Budd-Chiari syndrome secondary to intrahepatic cholangiocarcinoma is very rare, only three cases have been reported to our knowledge. The first was from a case series that attempted to etiopathophysiologically classify Budd-Chiari syndrome[7]. The second was in a woman who had presented with recurrent venous thrombosis during the third episode endoscopic cholangiopancreatography, and guided biopsy established a diagnosis of cholangiocarcinoma at the mid portion of common bile duct[8]. Law et al[9] reported the third case of metastatic intrahepatic cholangiocarcinoma presenting as acute Budd-Chiari syndrome with a large thrombus in the inferior vena cava and plain thrombus extending from the right atrium down into the iliac veins by postmortem examination.

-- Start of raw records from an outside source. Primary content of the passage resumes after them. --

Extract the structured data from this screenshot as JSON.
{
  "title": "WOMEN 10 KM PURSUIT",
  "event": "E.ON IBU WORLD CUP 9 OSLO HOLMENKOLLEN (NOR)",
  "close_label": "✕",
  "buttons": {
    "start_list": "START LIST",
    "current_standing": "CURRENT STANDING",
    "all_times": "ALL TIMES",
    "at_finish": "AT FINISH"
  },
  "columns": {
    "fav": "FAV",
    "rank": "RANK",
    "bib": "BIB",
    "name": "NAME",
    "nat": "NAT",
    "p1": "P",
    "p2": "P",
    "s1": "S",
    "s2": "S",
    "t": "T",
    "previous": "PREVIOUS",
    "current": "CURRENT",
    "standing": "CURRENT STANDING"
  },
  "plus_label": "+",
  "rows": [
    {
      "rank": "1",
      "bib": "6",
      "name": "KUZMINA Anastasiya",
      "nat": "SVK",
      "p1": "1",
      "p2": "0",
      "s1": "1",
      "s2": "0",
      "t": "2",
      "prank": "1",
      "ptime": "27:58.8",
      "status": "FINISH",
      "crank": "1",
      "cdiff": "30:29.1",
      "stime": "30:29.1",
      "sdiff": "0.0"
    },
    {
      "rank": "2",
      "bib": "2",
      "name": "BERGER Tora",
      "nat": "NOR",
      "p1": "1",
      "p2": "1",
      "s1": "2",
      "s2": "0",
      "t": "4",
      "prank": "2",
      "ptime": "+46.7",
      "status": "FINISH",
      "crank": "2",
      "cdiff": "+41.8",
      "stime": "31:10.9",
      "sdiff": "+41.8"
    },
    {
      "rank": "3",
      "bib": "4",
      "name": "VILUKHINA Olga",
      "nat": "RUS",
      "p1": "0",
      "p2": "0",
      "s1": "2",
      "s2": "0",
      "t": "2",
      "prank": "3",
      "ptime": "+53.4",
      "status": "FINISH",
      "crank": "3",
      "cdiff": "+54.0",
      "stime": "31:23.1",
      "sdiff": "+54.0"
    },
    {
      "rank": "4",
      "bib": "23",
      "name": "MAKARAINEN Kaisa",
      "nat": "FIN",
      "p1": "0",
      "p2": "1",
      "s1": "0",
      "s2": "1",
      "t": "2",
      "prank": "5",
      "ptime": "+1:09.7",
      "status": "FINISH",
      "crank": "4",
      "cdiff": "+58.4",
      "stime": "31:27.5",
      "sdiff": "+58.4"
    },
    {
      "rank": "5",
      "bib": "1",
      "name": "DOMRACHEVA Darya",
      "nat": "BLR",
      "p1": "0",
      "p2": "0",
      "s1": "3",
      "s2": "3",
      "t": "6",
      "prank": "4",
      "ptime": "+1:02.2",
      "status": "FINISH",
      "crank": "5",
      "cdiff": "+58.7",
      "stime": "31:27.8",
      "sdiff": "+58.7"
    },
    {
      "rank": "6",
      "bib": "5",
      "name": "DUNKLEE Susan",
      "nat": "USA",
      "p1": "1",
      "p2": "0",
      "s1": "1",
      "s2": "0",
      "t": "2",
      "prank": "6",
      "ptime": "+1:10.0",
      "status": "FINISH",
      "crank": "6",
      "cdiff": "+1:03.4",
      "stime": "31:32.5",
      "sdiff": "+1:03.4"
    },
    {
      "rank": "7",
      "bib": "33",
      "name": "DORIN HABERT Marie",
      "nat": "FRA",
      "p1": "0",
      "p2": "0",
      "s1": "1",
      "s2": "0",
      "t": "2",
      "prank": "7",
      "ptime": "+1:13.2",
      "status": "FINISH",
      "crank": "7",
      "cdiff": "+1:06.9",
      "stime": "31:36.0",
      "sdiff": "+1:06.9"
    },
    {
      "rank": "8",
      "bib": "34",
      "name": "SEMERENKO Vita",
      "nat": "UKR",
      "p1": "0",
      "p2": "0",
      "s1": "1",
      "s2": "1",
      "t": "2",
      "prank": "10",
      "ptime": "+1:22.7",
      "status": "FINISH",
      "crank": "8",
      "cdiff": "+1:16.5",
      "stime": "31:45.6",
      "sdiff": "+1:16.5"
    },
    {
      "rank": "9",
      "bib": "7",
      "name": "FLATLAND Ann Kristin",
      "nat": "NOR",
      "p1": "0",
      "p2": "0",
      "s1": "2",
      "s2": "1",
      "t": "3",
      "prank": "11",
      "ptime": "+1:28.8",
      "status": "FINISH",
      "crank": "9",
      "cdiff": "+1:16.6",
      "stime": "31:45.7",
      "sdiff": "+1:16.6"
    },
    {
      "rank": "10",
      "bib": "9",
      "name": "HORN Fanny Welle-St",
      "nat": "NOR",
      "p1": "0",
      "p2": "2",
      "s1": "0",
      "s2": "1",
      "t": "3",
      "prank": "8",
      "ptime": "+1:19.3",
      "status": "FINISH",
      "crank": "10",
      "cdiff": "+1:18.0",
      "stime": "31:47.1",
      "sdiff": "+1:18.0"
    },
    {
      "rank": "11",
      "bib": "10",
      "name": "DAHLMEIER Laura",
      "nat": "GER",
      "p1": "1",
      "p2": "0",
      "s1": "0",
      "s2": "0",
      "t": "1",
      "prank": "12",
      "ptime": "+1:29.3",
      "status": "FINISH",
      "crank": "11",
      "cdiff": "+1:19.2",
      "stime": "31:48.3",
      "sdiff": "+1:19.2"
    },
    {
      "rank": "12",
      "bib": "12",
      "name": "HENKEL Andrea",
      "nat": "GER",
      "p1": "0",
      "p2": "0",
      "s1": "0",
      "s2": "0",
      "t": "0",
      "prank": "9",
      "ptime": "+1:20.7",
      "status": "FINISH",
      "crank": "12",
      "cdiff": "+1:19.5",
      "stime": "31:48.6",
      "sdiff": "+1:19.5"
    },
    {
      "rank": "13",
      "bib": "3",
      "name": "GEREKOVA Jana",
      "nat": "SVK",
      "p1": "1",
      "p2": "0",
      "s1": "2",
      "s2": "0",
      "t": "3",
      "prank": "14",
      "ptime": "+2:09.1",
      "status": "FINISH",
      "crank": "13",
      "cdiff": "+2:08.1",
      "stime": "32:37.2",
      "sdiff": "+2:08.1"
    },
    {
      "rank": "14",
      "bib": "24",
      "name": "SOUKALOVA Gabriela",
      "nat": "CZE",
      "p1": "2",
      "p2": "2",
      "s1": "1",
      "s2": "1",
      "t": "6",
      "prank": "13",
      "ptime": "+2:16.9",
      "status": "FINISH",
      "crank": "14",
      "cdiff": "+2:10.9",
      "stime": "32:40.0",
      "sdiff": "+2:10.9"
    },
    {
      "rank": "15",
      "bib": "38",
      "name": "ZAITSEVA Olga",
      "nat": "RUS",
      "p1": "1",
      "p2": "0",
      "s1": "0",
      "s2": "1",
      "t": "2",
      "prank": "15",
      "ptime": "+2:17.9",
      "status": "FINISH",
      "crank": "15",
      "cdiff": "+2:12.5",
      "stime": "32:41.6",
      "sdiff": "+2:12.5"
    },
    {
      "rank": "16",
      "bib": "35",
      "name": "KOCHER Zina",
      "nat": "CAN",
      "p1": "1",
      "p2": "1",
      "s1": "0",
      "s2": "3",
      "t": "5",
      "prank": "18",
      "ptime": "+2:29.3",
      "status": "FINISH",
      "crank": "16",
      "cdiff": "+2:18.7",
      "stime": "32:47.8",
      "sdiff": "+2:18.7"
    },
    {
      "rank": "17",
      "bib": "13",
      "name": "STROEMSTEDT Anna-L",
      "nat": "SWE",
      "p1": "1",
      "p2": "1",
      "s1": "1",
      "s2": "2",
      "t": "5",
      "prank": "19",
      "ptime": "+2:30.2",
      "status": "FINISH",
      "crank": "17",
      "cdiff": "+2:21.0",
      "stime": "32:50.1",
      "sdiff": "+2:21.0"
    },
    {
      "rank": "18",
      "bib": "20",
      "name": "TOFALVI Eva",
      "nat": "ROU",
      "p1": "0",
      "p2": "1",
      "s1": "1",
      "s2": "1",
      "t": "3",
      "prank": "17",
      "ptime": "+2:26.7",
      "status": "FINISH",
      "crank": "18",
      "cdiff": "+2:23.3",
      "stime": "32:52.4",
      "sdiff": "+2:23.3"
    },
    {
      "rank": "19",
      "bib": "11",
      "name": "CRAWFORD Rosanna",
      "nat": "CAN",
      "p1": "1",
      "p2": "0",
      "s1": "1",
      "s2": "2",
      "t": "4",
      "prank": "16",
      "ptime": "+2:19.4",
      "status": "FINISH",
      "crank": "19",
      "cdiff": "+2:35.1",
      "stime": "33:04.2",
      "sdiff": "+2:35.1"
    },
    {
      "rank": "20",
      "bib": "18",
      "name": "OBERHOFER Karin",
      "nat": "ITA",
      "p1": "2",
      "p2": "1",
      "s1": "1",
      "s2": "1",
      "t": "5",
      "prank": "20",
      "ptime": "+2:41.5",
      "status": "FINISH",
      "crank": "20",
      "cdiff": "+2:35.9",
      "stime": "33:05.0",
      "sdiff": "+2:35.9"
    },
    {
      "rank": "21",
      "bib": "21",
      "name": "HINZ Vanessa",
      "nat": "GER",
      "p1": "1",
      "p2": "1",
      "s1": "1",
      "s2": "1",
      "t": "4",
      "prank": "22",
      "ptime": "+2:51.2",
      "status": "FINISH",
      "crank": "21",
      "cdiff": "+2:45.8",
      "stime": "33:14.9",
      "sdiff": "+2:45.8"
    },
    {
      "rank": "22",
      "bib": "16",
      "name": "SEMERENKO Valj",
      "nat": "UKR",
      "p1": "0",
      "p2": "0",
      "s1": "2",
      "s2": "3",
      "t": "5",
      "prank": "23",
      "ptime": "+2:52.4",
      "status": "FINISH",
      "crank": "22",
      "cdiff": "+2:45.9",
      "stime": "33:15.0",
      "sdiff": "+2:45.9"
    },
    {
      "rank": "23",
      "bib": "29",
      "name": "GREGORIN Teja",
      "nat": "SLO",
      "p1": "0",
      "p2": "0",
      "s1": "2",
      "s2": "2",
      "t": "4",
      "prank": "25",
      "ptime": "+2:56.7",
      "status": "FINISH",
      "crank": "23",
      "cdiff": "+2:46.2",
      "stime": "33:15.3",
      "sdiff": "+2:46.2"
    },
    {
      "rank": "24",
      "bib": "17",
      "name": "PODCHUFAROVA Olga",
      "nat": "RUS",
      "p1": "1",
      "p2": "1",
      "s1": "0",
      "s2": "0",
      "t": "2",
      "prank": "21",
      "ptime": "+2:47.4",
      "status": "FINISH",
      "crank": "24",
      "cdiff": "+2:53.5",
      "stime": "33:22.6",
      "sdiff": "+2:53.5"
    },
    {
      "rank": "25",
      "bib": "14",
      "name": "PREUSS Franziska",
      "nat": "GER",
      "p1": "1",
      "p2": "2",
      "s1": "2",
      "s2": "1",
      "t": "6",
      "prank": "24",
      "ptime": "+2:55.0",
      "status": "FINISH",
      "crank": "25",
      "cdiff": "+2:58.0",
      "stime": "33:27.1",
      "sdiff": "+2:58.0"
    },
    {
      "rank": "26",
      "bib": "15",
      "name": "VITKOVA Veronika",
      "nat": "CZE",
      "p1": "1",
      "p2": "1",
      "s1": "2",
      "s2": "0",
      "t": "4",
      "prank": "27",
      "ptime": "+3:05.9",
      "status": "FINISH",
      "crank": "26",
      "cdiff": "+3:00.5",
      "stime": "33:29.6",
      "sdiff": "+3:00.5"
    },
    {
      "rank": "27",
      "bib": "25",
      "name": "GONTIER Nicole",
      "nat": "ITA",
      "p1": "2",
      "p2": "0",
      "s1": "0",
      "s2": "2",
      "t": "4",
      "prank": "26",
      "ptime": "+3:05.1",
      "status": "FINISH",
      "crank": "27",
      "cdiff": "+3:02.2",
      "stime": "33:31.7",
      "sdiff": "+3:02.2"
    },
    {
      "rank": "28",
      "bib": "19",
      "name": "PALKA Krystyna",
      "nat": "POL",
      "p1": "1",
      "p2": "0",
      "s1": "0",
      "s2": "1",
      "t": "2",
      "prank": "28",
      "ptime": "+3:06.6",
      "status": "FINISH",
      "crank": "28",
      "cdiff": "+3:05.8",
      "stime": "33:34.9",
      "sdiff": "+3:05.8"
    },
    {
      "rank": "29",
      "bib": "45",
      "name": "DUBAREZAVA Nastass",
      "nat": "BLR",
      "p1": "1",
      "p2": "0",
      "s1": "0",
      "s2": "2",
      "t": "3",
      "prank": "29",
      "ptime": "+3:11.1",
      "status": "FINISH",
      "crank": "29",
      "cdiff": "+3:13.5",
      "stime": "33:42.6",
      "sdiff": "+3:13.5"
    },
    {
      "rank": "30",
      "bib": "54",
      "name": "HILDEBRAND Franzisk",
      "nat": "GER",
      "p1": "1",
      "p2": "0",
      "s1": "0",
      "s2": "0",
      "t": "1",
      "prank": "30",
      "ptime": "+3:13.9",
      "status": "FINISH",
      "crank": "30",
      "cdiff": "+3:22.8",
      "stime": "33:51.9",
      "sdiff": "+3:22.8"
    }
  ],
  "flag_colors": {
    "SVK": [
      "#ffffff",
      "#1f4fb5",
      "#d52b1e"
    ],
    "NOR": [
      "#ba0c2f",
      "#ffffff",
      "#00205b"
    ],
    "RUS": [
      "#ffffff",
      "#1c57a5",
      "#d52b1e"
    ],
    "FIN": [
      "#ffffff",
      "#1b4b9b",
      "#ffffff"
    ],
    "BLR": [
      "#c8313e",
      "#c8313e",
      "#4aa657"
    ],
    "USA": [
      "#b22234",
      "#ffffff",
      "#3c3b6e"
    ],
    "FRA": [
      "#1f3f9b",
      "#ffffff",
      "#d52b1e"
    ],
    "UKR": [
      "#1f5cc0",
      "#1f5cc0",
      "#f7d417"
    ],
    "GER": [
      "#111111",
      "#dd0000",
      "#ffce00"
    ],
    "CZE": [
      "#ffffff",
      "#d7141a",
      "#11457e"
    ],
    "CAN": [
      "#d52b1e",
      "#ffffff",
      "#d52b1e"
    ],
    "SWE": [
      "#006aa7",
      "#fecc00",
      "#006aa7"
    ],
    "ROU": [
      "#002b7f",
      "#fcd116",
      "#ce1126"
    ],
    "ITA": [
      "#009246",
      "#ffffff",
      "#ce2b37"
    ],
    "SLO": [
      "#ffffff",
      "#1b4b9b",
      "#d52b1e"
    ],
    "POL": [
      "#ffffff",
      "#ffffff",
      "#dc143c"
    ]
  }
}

In summary, intrahepatic cholangiocarcinoma presenting Budd-Chiari syndrome is extremely rare, and distant skeletal muscle metastasis from intrahepatic cholangiocarcinoma presenting with Budd-Chiari syndrome has not been reported previously to our knowledge. In the present report, we described the first case of metastasis to the distant erector spinae muscle from intrahepatic cholangiocarcinoma presenting as Budd-Chiari syndrome. Intrahepatic cholangiocarcinoma tends to have a poor prognosis because of its typically late presentation. In our case, the presentation of distant skeletal muscle metastasis and Budd-Chiari syndrome is a reflection of the severe malignant potential of this carcinoma and our limited options in the management of this disease.